Bupati Nina Selamatkan PT. BPR Indramayu Jabar Menjadi Bank Kondisi Normal

Bupati Nina Selamatkan PT. BPR Indramayu Jabar Menjadi Bank Kondisi Normal Dok Humas

SINARPAGINEWS.COM, INDRAMAYU - PT. BPR Indramayu Jabar (Perseroda) yang sebelumnya ditetapkan sebagai Bank Dalam Resolusi (BDR) kini menjadi Bank Kondisi Normal. Hal tersebut berkat support dan kebijakan yang sangat proaktif dari Bupati Indramayu Nina Agustina dalam penyelamatan BPR tersebut.

Penyampaian status terbaru dari PT. BPR Indramayu Jabar (Perseroda) itu dilakukan oleh Lembaga Penjamin Simpanan (LPS) kepada Bupati Indramayu Nina Agustina yang diwakili Sekretaris Daerah Aep Surahman, Rabu (29/5/2024) di Kantor LPS Jakarta.

Bupati Indramayu Nina Agustina dalam penjelasannya seperti yang disampaikan Sekretaris Daerah Aep Surahman mengatakan, dukungan dan komitmen sebagai upaya penyelamatan PT. BPR Indramayu Jabar (Perseroda) sudah dilakukan dengan mengambil langkah strategis terutama dengan PT. Bank Pembangunan Daerah Jawa Barat dan Banten, yaitu dengan melakukan permohonan konversi pinjaman yang diberikan kepada PT. BPR Indramayu Jabar menjadi modal inti tambahan sekurang-kurangnya 25 miliar rupiah.

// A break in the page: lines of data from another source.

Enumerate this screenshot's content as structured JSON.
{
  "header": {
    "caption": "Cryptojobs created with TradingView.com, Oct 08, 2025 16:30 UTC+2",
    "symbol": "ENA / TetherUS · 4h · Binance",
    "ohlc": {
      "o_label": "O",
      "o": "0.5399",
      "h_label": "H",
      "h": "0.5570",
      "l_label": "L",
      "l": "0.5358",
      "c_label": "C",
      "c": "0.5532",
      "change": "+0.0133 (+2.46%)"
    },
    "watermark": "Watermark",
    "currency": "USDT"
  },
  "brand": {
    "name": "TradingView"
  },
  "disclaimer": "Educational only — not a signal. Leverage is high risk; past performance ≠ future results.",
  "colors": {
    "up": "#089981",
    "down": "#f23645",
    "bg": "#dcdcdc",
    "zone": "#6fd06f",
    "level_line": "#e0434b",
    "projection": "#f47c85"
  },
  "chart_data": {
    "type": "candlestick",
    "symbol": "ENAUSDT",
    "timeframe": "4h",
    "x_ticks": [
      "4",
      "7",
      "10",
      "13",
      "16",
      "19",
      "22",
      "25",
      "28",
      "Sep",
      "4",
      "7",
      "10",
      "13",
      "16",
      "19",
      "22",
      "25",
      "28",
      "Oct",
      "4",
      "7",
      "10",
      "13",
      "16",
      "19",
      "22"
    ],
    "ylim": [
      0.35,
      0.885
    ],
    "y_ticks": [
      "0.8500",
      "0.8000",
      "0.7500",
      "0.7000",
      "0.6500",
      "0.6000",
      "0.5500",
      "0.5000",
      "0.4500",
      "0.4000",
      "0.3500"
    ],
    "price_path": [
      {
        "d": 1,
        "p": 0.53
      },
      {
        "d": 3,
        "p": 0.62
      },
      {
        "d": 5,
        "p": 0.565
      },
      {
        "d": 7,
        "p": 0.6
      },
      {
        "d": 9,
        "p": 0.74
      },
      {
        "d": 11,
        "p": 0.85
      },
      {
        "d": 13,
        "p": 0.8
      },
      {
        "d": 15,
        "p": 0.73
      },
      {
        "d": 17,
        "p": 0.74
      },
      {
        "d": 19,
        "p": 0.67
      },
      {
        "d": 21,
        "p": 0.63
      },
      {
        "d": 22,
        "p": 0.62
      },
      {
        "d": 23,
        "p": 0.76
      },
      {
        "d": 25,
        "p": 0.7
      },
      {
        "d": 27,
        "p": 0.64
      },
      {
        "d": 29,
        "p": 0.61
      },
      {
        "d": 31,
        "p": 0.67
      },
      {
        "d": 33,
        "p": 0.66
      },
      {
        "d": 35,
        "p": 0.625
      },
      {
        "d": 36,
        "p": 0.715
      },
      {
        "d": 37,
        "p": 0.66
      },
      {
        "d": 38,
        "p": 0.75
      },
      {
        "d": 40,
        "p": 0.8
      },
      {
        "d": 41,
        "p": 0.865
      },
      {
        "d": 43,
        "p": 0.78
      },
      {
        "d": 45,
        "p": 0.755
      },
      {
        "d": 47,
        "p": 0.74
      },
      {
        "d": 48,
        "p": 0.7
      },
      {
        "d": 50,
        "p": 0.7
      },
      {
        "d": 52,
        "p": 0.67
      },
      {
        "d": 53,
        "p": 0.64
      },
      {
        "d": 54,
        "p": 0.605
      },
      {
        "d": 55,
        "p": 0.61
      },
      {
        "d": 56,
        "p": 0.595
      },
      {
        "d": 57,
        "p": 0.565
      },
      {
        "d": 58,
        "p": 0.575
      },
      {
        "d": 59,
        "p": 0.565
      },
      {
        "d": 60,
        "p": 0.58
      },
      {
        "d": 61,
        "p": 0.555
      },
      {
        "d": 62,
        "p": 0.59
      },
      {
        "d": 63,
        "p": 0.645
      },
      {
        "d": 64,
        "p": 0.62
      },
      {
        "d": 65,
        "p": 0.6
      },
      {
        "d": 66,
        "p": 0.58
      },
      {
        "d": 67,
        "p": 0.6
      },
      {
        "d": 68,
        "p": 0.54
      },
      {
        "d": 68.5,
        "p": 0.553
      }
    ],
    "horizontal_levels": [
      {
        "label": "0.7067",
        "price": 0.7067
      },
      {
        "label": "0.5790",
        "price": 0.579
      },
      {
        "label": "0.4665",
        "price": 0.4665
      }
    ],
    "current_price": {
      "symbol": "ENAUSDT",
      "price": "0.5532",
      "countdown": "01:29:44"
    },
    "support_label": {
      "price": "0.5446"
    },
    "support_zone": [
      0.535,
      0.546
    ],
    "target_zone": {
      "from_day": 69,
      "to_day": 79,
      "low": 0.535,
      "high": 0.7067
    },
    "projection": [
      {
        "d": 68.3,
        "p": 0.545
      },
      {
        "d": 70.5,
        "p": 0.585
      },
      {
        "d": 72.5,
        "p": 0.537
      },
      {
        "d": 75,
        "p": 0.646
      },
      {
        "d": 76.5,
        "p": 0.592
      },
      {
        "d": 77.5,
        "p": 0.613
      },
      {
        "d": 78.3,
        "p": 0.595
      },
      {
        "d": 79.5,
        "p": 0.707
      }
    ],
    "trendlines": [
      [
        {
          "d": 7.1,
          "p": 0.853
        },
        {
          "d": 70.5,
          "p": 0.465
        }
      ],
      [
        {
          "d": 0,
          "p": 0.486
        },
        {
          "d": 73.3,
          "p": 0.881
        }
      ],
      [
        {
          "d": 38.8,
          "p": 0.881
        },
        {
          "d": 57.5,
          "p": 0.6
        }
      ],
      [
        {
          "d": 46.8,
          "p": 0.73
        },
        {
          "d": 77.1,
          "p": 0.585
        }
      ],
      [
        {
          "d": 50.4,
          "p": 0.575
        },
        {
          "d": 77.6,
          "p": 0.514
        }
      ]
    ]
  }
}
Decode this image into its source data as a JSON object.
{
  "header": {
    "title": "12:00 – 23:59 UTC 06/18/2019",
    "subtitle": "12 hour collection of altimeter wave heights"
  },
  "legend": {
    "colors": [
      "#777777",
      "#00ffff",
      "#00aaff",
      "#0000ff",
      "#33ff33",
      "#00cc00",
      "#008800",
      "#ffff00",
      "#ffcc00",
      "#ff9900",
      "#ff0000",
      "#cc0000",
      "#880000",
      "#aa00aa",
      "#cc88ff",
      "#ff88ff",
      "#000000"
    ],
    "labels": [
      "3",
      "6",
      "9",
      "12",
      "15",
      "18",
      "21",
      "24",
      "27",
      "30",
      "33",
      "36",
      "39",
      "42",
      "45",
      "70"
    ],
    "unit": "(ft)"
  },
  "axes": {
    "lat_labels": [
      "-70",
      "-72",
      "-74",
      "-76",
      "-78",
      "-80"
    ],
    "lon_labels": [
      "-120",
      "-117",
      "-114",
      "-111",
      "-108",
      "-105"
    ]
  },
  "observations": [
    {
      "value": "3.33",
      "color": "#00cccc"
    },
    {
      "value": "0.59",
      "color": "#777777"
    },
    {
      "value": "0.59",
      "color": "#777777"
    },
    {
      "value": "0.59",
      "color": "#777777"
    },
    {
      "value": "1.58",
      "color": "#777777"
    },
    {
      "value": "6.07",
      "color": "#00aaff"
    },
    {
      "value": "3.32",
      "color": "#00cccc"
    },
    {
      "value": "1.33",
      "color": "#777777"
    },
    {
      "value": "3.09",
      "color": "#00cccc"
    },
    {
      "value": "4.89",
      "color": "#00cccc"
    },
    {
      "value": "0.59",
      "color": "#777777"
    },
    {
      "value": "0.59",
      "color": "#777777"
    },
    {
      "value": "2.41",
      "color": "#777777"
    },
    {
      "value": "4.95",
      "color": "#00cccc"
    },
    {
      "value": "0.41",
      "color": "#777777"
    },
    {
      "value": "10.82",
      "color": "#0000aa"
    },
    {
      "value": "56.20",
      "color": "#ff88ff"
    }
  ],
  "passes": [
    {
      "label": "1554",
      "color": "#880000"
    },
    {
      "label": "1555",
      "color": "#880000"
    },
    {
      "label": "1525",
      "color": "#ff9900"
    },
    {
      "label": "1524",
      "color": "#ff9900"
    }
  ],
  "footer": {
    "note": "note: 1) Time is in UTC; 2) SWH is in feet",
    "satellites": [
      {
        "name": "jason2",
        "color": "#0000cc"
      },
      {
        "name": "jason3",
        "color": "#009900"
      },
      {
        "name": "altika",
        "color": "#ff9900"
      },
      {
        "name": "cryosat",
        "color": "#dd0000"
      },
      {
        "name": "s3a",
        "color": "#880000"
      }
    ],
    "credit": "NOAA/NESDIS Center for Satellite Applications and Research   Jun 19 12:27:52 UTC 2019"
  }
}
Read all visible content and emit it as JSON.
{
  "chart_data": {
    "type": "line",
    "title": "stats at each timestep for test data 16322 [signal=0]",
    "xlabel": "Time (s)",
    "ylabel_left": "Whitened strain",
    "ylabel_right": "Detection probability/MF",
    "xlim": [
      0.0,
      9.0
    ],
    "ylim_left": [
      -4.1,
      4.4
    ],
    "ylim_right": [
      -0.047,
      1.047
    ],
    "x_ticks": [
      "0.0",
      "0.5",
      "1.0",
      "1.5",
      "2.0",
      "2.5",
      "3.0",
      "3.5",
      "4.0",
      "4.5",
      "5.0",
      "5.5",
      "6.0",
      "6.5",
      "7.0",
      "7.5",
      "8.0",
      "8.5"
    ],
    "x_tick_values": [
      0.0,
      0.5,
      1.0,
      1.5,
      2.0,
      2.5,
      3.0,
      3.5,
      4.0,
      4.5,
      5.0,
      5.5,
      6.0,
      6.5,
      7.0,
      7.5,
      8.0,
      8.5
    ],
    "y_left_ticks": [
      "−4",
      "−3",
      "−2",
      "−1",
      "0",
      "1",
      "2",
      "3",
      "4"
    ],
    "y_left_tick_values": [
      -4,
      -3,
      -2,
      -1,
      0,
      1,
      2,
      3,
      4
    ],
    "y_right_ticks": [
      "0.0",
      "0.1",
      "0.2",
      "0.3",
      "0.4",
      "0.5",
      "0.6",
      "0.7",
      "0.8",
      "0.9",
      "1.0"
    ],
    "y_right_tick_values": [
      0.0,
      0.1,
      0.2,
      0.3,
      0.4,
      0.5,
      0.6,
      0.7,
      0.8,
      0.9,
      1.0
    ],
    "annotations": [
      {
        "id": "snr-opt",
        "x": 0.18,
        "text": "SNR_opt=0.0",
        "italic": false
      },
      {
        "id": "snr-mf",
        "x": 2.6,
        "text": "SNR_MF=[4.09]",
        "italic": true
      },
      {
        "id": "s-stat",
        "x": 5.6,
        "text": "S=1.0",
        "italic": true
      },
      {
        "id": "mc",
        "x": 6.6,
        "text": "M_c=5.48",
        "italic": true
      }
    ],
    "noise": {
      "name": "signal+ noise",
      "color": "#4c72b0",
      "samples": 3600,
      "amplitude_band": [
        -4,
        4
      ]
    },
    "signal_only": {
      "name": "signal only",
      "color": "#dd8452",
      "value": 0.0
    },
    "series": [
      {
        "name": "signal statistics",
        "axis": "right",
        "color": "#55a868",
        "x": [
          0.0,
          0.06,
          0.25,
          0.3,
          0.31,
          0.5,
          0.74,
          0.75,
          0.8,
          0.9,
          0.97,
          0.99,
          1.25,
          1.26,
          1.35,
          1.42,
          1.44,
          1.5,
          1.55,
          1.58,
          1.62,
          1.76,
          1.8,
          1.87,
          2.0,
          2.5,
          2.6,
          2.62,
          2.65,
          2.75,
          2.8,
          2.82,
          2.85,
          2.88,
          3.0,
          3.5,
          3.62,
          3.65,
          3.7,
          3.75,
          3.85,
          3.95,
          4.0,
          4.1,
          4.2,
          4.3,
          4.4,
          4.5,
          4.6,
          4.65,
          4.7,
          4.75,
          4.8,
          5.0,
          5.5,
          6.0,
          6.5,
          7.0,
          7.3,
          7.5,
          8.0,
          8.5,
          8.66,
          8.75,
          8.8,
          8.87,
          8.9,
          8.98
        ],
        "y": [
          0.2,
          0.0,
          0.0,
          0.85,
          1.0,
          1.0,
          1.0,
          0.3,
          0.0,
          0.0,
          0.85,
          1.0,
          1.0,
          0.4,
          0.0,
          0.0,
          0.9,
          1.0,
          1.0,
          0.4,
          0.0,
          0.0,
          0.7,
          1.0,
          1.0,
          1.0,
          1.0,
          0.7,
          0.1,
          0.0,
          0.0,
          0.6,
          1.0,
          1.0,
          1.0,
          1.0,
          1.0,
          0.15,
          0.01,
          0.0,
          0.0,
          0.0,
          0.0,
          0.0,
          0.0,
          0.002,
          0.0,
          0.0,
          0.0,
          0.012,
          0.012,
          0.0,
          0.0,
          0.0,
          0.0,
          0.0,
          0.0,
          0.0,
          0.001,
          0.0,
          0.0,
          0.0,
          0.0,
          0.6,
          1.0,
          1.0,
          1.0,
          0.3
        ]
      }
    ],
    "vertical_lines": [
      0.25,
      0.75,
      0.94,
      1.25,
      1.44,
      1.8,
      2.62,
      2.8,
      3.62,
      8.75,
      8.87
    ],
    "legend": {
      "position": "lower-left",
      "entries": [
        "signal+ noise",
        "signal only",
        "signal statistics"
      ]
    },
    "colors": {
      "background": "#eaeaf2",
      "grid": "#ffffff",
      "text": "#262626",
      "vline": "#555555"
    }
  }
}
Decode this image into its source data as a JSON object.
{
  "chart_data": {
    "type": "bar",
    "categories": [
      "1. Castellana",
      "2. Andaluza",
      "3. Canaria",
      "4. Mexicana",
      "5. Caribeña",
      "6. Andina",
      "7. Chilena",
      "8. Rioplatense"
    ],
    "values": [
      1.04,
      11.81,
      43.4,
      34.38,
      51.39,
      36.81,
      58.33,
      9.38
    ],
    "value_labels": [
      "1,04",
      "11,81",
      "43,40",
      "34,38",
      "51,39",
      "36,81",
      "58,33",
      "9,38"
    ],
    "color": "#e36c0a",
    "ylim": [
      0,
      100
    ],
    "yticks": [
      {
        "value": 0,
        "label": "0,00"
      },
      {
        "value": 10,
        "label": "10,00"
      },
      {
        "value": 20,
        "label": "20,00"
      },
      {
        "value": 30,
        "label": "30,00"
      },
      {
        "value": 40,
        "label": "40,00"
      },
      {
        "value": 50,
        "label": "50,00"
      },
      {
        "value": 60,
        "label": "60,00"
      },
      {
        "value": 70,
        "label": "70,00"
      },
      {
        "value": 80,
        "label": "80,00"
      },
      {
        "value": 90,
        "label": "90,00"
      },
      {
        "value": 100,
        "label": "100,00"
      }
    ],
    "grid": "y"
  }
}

Langkah lainnya, lanjut Aep, yaitu dengan memberikan persetujuan dan sepakat untuk mengikutsertakan PT. BPR Indramayu Jabar (Perseroda) pada penggabungan usaha BPR dengan BPR lainnya kepemilikan bersama dengan Pemerintah Provinsi Jawa Barat dan PT. Bank Pembangunan Daerah Jawa Barat dan Banten, Tbk.

"Alhamdulillah langkah konkret dan strategis Bupati Indramayu Nina Agustina ini berhasil menjadikan PT. BPR Indramayu Jabar dari semula Bank Dalam Resolusi atau BDR kini menjadi Bank Dalam Konfisi Normal," papar Aep.

Aep menambahkan, dengan adanya penyelamatan ini maka masyarakat tidak perlu cemas dan was-was karena semua pihak telah mengembalikan status dan usaha PT. BPR Indramayu Jabar (Perseroda) ini.

Bersama Sekretaris Daerah Indramayu hadir pula Staf Ahli Bupati Bidang Ekonomi, Keuangan dan Pembangunan, Kabag Perekonomian, dan Perwakilan Inspektorat.